I started this blog when I was restoring a 1917 Kennebec canoe. Now I have added to my boat building adventures, and built a kayak. I also have pages about birds and astronomy.

Sunday, March 31, 2019

Preparing a yeast starter from a culture





Step one to propagate yeast from a slant culture is to allow the slant to come to room temperature. Then make some wort to grow it in. 


Get out a couple of test tubes, foil to cover the containers, inoculation loop and a lighter. 


In a flask, measure out 58 grams of dry malt extract, for 500 ml of water.  This will make wort that it about 1.040.Carefully bring the wort to a boil to sterilize it. Allow it to cool. 

 Sterilize the test tubes and foil covers.

 Flame the inoculation loop, scrape some of the yeast off of the slant of growth media and put it in about 10 ml of the sterile wort. Put the test tubes somewhere around 75 F, and wait for signs of growth.


Once active growth is present (it will foam up when swirled) double the volume in steps, up to about a liter of active culture.  I put it on a stir plate once it's more than a test tube's volume to provide more oxygen for the yeast's growth.


 To verify the number of yeast cells present draw up 10 ml of the stirred culture and dilute up to 50 ml with water.



Put a drop on a hemocytometer. A hemocytometer is a special microscope slide with a counting chamber marked off in a grid.
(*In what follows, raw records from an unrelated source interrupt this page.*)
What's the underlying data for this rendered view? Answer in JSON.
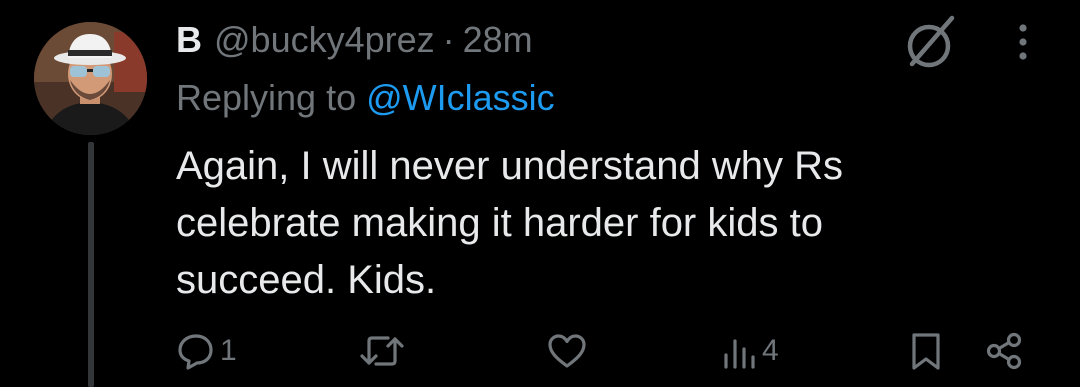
{
  "tweet": {
    "author_name": "B",
    "author_handle": "@bucky4prez",
    "separator": "·",
    "timestamp": "28m",
    "replying_prefix": "Replying to",
    "replying_to": "@WIclassic",
    "text": "Again, I will never understand why Rs\ncelebrate making it harder for kids to\nsucceed. Kids."
  },
  "actions": {
    "reply_count": "1",
    "retweet_count": "",
    "like_count": "",
    "views_count": "4"
  },
  "icons": {
    "grok": "grok-icon",
    "more": "more-vertical-icon",
    "reply": "reply-icon",
    "retweet": "retweet-icon",
    "like": "heart-icon",
    "views": "views-icon",
    "bookmark": "bookmark-icon",
    "share": "share-icon"
  },
  "colors": {
    "background": "#000000",
    "text": "#e7e9ea",
    "muted": "#71767b",
    "link": "#1d9bf0",
    "thread_line": "#333639"
  }
}
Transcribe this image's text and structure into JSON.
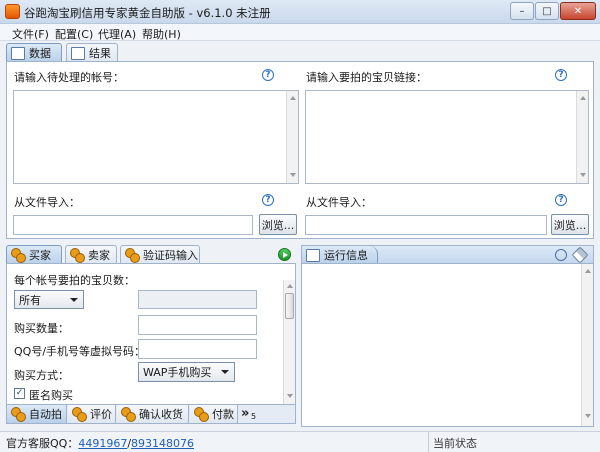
{
  "window": {
    "title": "谷跑淘宝刷信用专家黄金自助版 - v6.1.0 未注册",
    "minimize": "–",
    "maximize": "□",
    "close": "✕"
  },
  "menu": [
    {
      "label": "文件(F)"
    },
    {
      "label": "配置(C)"
    },
    {
      "label": "代理(A)"
    },
    {
      "label": "帮助(H)"
    }
  ],
  "main_tabs": [
    {
      "label": "数据",
      "active": true
    },
    {
      "label": "结果",
      "active": false
    }
  ],
  "data_panel": {
    "accounts_label": "请输入待处理的帐号：",
    "links_label": "请输入要拍的宝贝链接：",
    "import_label_left": "从文件导入：",
    "import_label_right": "从文件导入：",
    "browse_left": "浏览...",
    "browse_right": "浏览...",
    "help": "?"
  },
  "role_tabs": [
    {
      "label": "买家",
      "active": true
    },
    {
      "label": "卖家",
      "active": false
    },
    {
      "label": "验证码输入",
      "active": false
    }
  ],
  "buyer_form": {
    "items_per_account_label": "每个帐号要拍的宝贝数：",
    "items_select": "所有",
    "quantity_label": "购买数量：",
    "qq_label": "QQ号/手机号等虚拟号码：",
    "buy_method_label": "购买方式：",
    "buy_method_select": "WAP手机购买",
    "anonymous_label": "匿名购买",
    "anonymous_checked": true
  },
  "bottom_tabs": [
    {
      "label": "自动拍",
      "active": true
    },
    {
      "label": "评价",
      "active": false
    },
    {
      "label": "确认收货",
      "active": false
    },
    {
      "label": "付款",
      "active": false
    },
    {
      "label": "»",
      "active": false
    }
  ],
  "bottom_tabs_more_count": "5",
  "run_info": {
    "tab_label": "运行信息"
  },
  "status": {
    "support_label": "官方客服QQ：",
    "qq1": "4491967",
    "separator": "/",
    "qq2": "893148076",
    "right_text": "当前状态"
  }
}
Each square is a known volume, so by counting the number of cells in a sampling of squares, accounting for the dilution and the total volume of the starter culture, the number of yeast cells can be calculated. In this case, my starter had 146 billion yeast cells.  The recommended pitching rate for a 5 gallon batch of 1.060 original gravity wort works out to 233 billion, so I'm a bit light on the yeast.